A diplomacia vaticana com seus pequenos passos tem uma longa história. Em 1978 mediou entre Argentina e Chile: João Paulo II evitou uma guerra entre os dois países. Soubemos ontem que, da Venezuela, Nicolás Maduro enviou uma carta para reiniciar o diálogo. O que senhor está fazendo ou planeja fazer? O senhor está disposto a mediar?
“A mediação entre a Argentina e o Chile foi um ato corajoso de São João Paulo II, que evitou uma guerra. Há pequenos passos, e o último é a mediação. Há passos iniciais, facilitadores, não apenas para o Vaticano, mas em toda a diplomacia. Faz-se isso na diplomacia. Eu acredito que a Secretaria de Estado será capaz de explicar todos os passos. Eu soube antes da viagem que chegara com a mala diplomática uma carta de Maduro. Eu ainda não a li, vamos ver o que pode ser feito. Mas, para que ocorra uma mediação, é necessária a vontade de ambas as partes, ambas as partes pedindo. A Santa Sé na Venezuela esteve presente no momento do diálogo em que havia (o ex-primeiro-ministro espanhol) Zapatero e dom Tscherrig e depois continuou com dom Celli. E ali nasceu um ratinho. Agora vou ver essa carta, vou ver o que pode ser feito. Mas com a condição de que ambas as partes solicitem. Eu estou sempre disposto. Quando as pessoas vão até ao padre é porque há um problema entre o marido e a mulher, primeiro vai um deles. Mas se pergunta: a outra parte quer ou não quer? Também para os países, essa é uma condição que deve fazê-los pensar antes de pedir uma facilitação ou uma mediação. E irei à Espanha».
No encontro com os anciãos, sobre o que os senhores falaram? Sua mensagem chegou até eles?
“Os idosos são realmente sábios. O Grande Imame falou primeiro, depois cada um deles, começando pelo mais ancião que falava espanhol porque era da Mauritânia e ali aprendera. Até o mais jovem que é o secretário, mas disse tudo em um vídeo. Eu gostei, a especialidade de dois comunicadores. As palavras-chave são sabedoria e fidelidade. Depois eles enfatizaram um caminho de vida no qual esta sabedoria cresce e a fidelidade se torna forte, e daí nasce a amizade entre os povos. Um deles era xiita, outros com diferentes nouances. O caminho de sabedoria e fidelidade leva você a construir a paz, que é verdadeira obra de sabedoria e fidelidade. Fiquei com a impressão de estar entre verdadeiros sábios. Fiquei muito satisfeito”.
Hoje uma menina passou por entre as barreiras e correu até o senhor para lhe entregar uma carta. Queríamos saber se já leu a carta?

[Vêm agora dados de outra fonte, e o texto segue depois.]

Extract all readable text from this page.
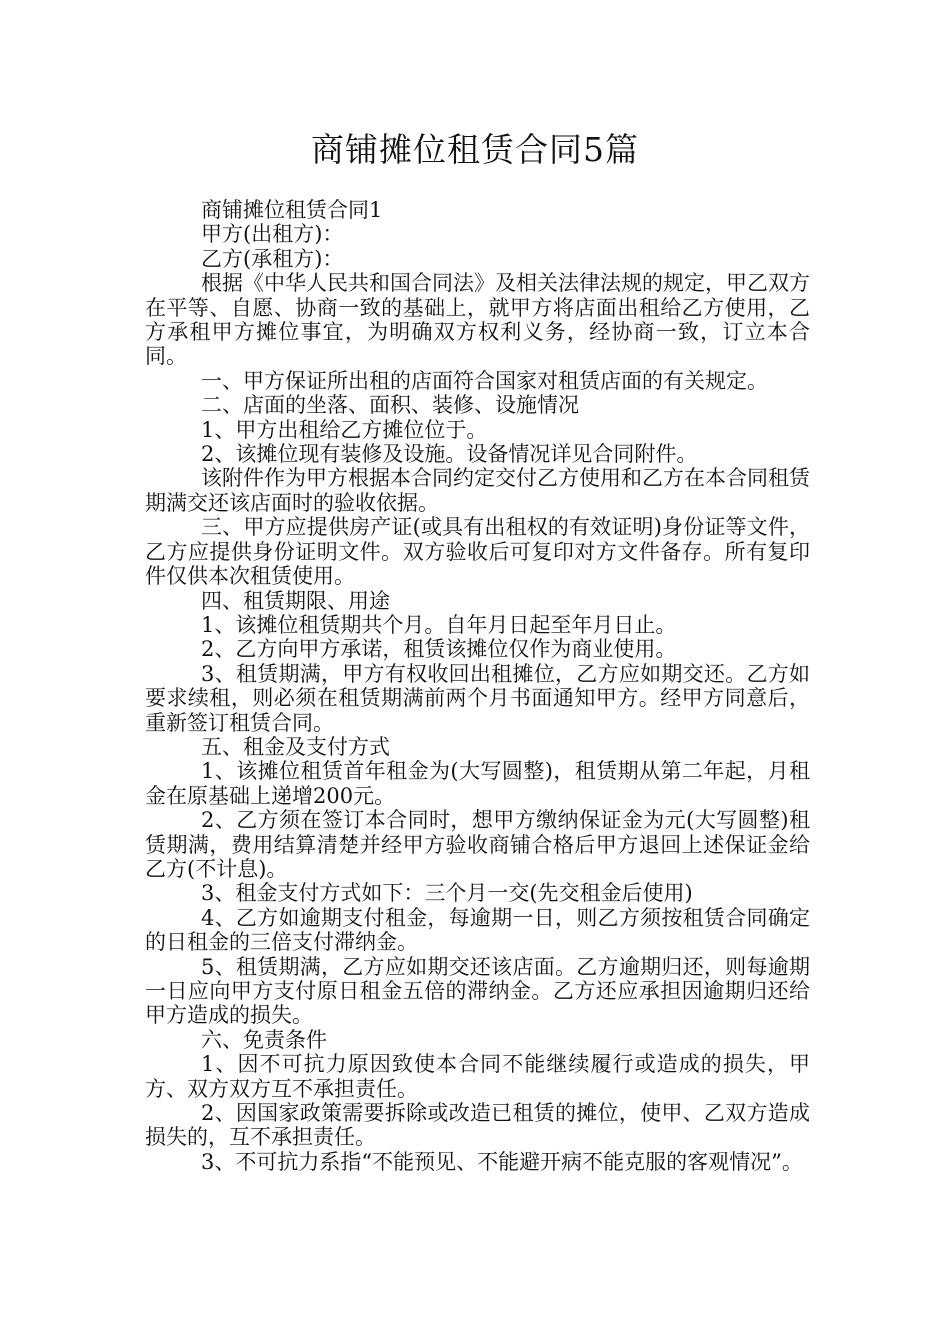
商铺摊位租赁合同5篇

商铺摊位租赁合同1

甲方(出租方)：

乙方(承租方)：

根据《中华人民共和国合同法》及相关法律法规的规定，甲乙双方在平等、自愿、协商一致的基础上，就甲方将店面出租给乙方使用，乙方承租甲方摊位事宜，为明确双方权利义务，经协商一致，订立本合同。

一、甲方保证所出租的店面符合国家对租赁店面的有关规定。

二、店面的坐落、面积、装修、设施情况

1、甲方出租给乙方摊位位于。

2、该摊位现有装修及设施。设备情况详见合同附件。

该附件作为甲方根据本合同约定交付乙方使用和乙方在本合同租赁期满交还该店面时的验收依据。

三、甲方应提供房产证(或具有出租权的有效证明)身份证等文件，乙方应提供身份证明文件。双方验收后可复印对方文件备存。所有复印件仅供本次租赁使用。

四、租赁期限、用途

1、该摊位租赁期共个月。自年月日起至年月日止。

2、乙方向甲方承诺，租赁该摊位仅作为商业使用。

3、租赁期满，甲方有权收回出租摊位，乙方应如期交还。乙方如要求续租，则必须在租赁期满前两个月书面通知甲方。经甲方同意后，重新签订租赁合同。

五、租金及支付方式

1、该摊位租赁首年租金为(大写圆整)，租赁期从第二年起，月租金在原基础上递增200元。

2、乙方须在签订本合同时，想甲方缴纳保证金为元(大写圆整)租赁期满，费用结算清楚并经甲方验收商铺合格后甲方退回上述保证金给乙方(不计息)。

3、租金支付方式如下：三个月一交(先交租金后使用)

4、乙方如逾期支付租金，每逾期一日，则乙方须按租赁合同确定的日租金的三倍支付滞纳金。

5、租赁期满，乙方应如期交还该店面。乙方逾期归还，则每逾期一日应向甲方支付原日租金五倍的滞纳金。乙方还应承担因逾期归还给甲方造成的损失。

六、免责条件

1、因不可抗力原因致使本合同不能继续履行或造成的损失，甲方、双方双方互不承担责任。

2、因国家政策需要拆除或改造已租赁的摊位，使甲、乙双方造成损失的，互不承担责任。

3、不可抗力系指“不能预见、不能避开病不能克服的客观情况”。
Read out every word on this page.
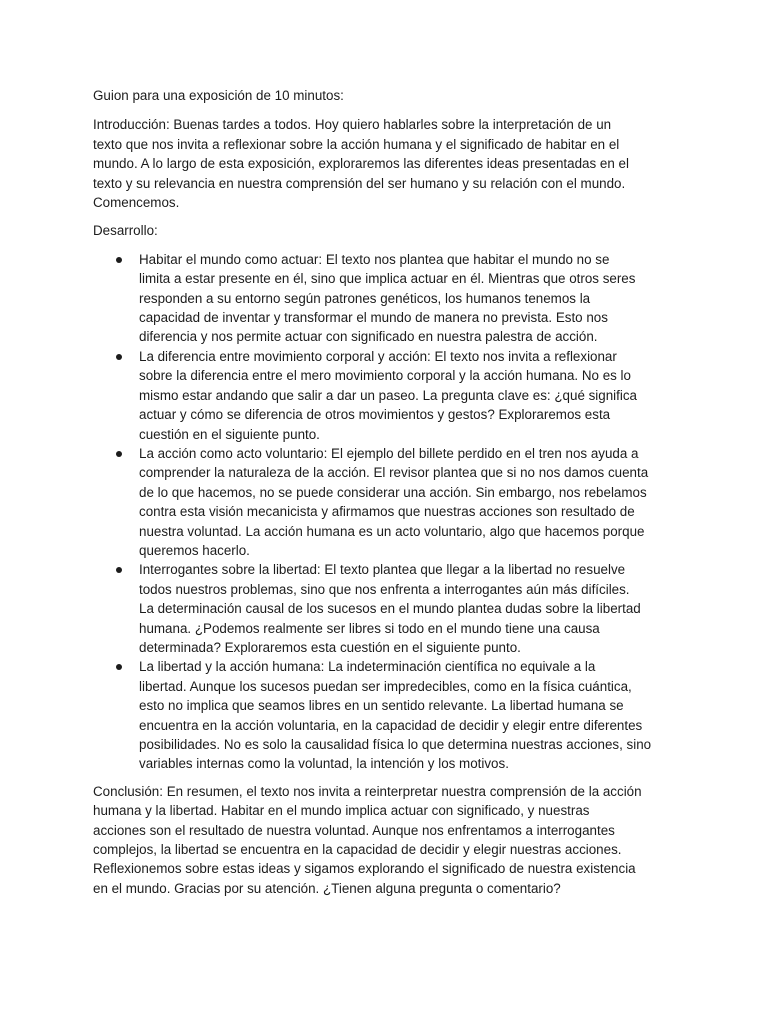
Guion para una exposición de 10 minutos:

Introducción: Buenas tardes a todos. Hoy quiero hablarles sobre la interpretación de un
texto que nos invita a reflexionar sobre la acción humana y el significado de habitar en el
mundo. A lo largo de esta exposición, exploraremos las diferentes ideas presentadas en el
texto y su relevancia en nuestra comprensión del ser humano y su relación con el mundo.
Comencemos.

Desarrollo:

Habitar el mundo como actuar: El texto nos plantea que habitar el mundo no se
limita a estar presente en él, sino que implica actuar en él. Mientras que otros seres
responden a su entorno según patrones genéticos, los humanos tenemos la
capacidad de inventar y transformar el mundo de manera no prevista. Esto nos
diferencia y nos permite actuar con significado en nuestra palestra de acción.

La diferencia entre movimiento corporal y acción: El texto nos invita a reflexionar
sobre la diferencia entre el mero movimiento corporal y la acción humana. No es lo
mismo estar andando que salir a dar un paseo. La pregunta clave es: ¿qué significa
actuar y cómo se diferencia de otros movimientos y gestos? Exploraremos esta
cuestión en el siguiente punto.

La acción como acto voluntario: El ejemplo del billete perdido en el tren nos ayuda a
comprender la naturaleza de la acción. El revisor plantea que si no nos damos cuenta
de lo que hacemos, no se puede considerar una acción. Sin embargo, nos rebelamos
contra esta visión mecanicista y afirmamos que nuestras acciones son resultado de
nuestra voluntad. La acción humana es un acto voluntario, algo que hacemos porque
queremos hacerlo.

Interrogantes sobre la libertad: El texto plantea que llegar a la libertad no resuelve
todos nuestros problemas, sino que nos enfrenta a interrogantes aún más difíciles.
La determinación causal de los sucesos en el mundo plantea dudas sobre la libertad
humana. ¿Podemos realmente ser libres si todo en el mundo tiene una causa
determinada? Exploraremos esta cuestión en el siguiente punto.

La libertad y la acción humana: La indeterminación científica no equivale a la
libertad. Aunque los sucesos puedan ser impredecibles, como en la física cuántica,
esto no implica que seamos libres en un sentido relevante. La libertad humana se
encuentra en la acción voluntaria, en la capacidad de decidir y elegir entre diferentes
posibilidades. No es solo la causalidad física lo que determina nuestras acciones, sino
variables internas como la voluntad, la intención y los motivos.

Conclusión: En resumen, el texto nos invita a reinterpretar nuestra comprensión de la acción
humana y la libertad. Habitar en el mundo implica actuar con significado, y nuestras
acciones son el resultado de nuestra voluntad. Aunque nos enfrentamos a interrogantes
complejos, la libertad se encuentra en la capacidad de decidir y elegir nuestras acciones.
Reflexionemos sobre estas ideas y sigamos explorando el significado de nuestra existencia
en el mundo. Gracias por su atención. ¿Tienen alguna pregunta o comentario?
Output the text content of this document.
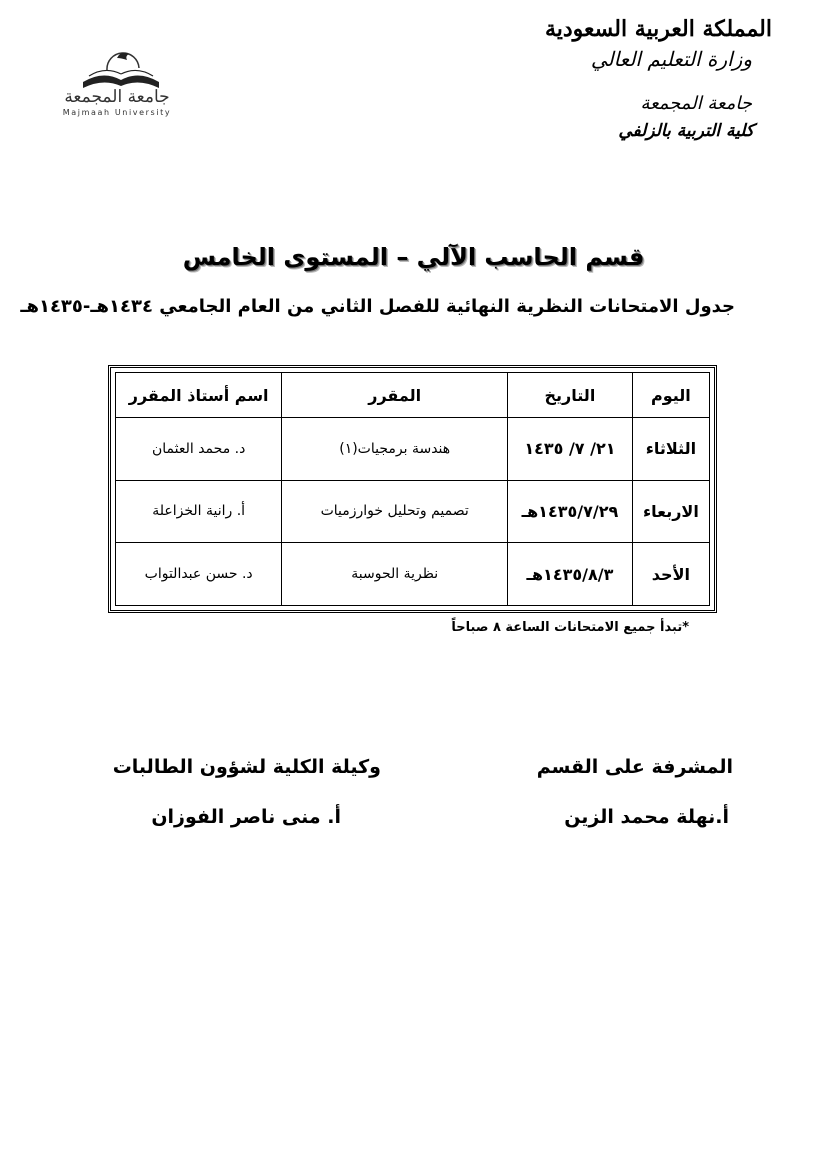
جامعة المجمعة
Majmaah University
المملكة العربية السعودية
وزارة التعليم العالي
جامعة المجمعة
كلية التربية بالزلفي
قسم الحاسب الآلي – المستوى الخامس
جدول الامتحانات النظرية النهائية للفصل الثاني من العام الجامعي ١٤٣٤هـ-١٤٣٥هـ
اليوم	التاريخ	المقرر	اسم أستاذ المقرر
الثلاثاء	٢١/ ٧/ ١٤٣٥	هندسة برمجيات(١)	د. محمد العثمان
الاربعاء	١٤٣٥/٧/٢٩هـ	تصميم وتحليل خوارزميات	أ. رانية الخزاعلة
الأحد	١٤٣٥/٨/٣هـ	نظرية الحوسبة	د. حسن عبدالتواب
*تبدأ جميع الامتحانات الساعة ٨ صباحاً
المشرفة على القسم
أ.نهلة محمد الزين
وكيلة الكلية لشؤون الطالبات
أ. منى ناصر الفوزان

“Eu ainda não tive tempo. As cartas estão ali, e eu vou lê-la. Aquela menina é uma menina corajosa! Essa menina tem futuro e eu ouso dizer: pobre marido! Corajosa, gostei. E depois outra menina a seguiu! Que bonito… »
O Grande Imame Al-Tayyib enfatizou o tema da islamofobia. Por que não ouvimos também alguma coisa sobre a “cristianofobia”, sobre a perseguição aos cristãos?
“Eu falei sobre isso. Não naquele momento, mas estou falando disso com frequência. Eu acredito que o documento fosse mais de unidade e de amizade. Mas ele condena a violência e alguns grupos que se dizem islâmicos – mesmo que os sábios digam que isso não é islamismo – e perseguem os cristãos. Eu me lembro daquele pai em Lesbos com seus filhos. Trinta anos de idade, ele chorava e me disse: eu sou muçulmano, minha esposa era cristã e vieram os terroristas do ISIS, eles viram a sua cruz, pediram a ela para se converter e depois de sua recusa eles a degolaram na minha frente. Este é o pão cotidiano dos grupos terroristas: a destruição da pessoa. É por isso que o documento foi de forte condenação”.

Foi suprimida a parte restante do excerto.